Rep. Jeb Hensarling (R-Texas) said the policy has bipartisan support regardless of who brings it to the floor.

“President [Ronald] Reagan once said that there is no limit to what the American people can accomplish if we don’t mind who gets the credit,” Hensarling said. “We appear to hear the ranking member say, ‘If I and my friends can’t take credit, we are going to pick up our toys and go home.’ All of us can take credit if we support the JOBS Act.”

Frank fired back. “For the gentleman from Texas, being part of the leadership that engaged in that shameful maneuver, to now accuse us of being excessively concerned with credit is the most hypocritical and dishonest statement I have ever heard uttered in this House,” he said.

Hensarling took umbrage and had the comments struck from the record under House rules regarding inappropriate words.

House Democrats also sought to downplay the significance of the bill’s passage.

Rep.

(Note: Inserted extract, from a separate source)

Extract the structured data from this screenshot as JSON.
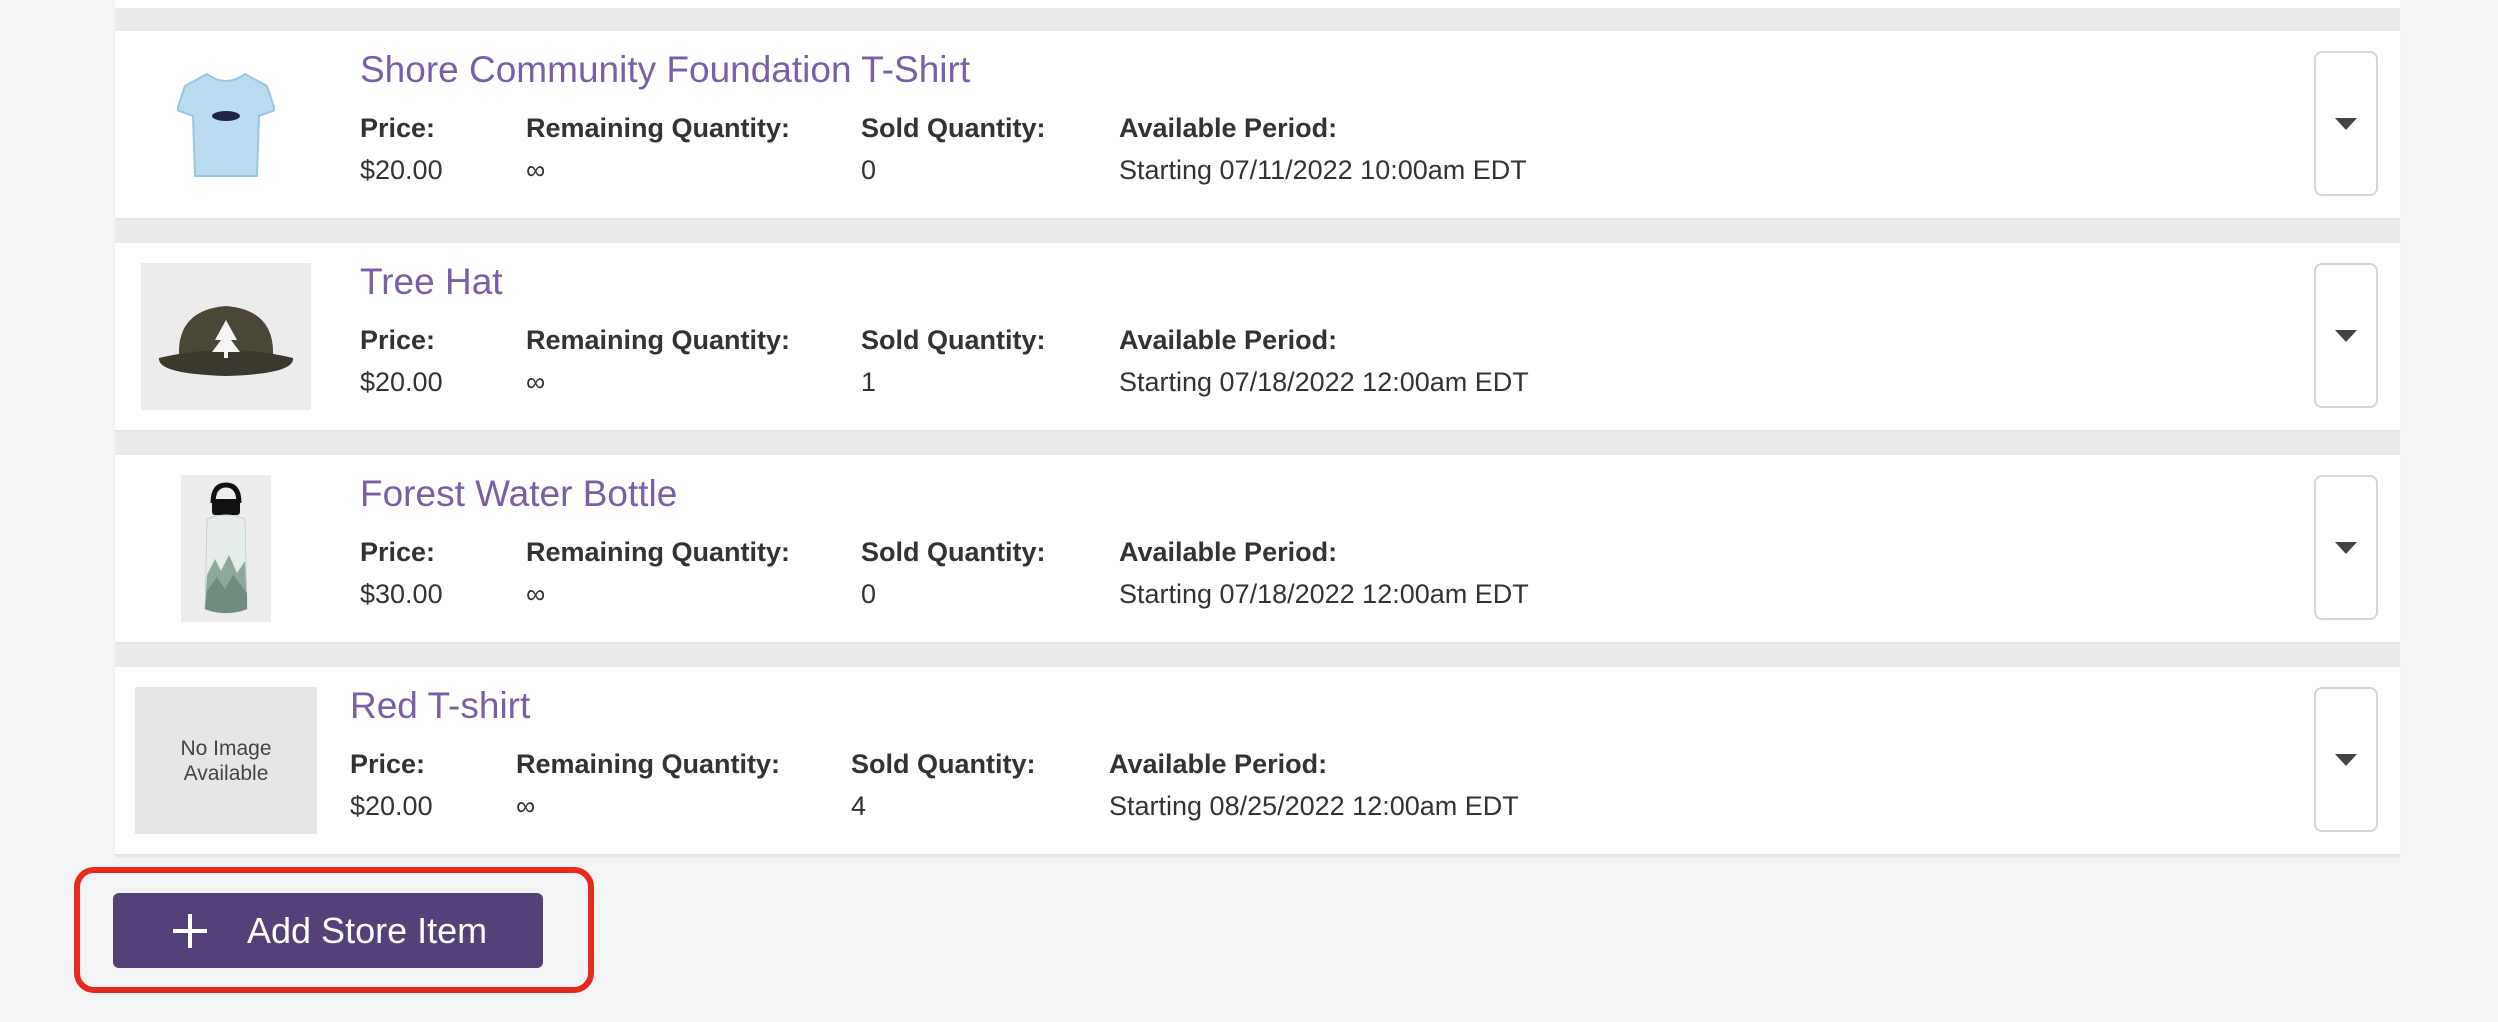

Carolyn Maloney (D-N.Y.) said Wednesday that while she supports the measure “it does not really do a great deal to create more jobs, which we need.”

Likewise, House Minority Leader Nancy Pelosi (D-Calif.) was critical today.

"Instead of working together on a transportation bill, which is one of the biggest jobs initiatives Congress [has], Republicans are once again bringing to the floor some bills that we passed on the floor overwhelmingly," she said at a press conference.

Referring to the package touted by Republicans, Pelosi declared, "They are jobs bill-light."

Jessica Brady contributed to this report.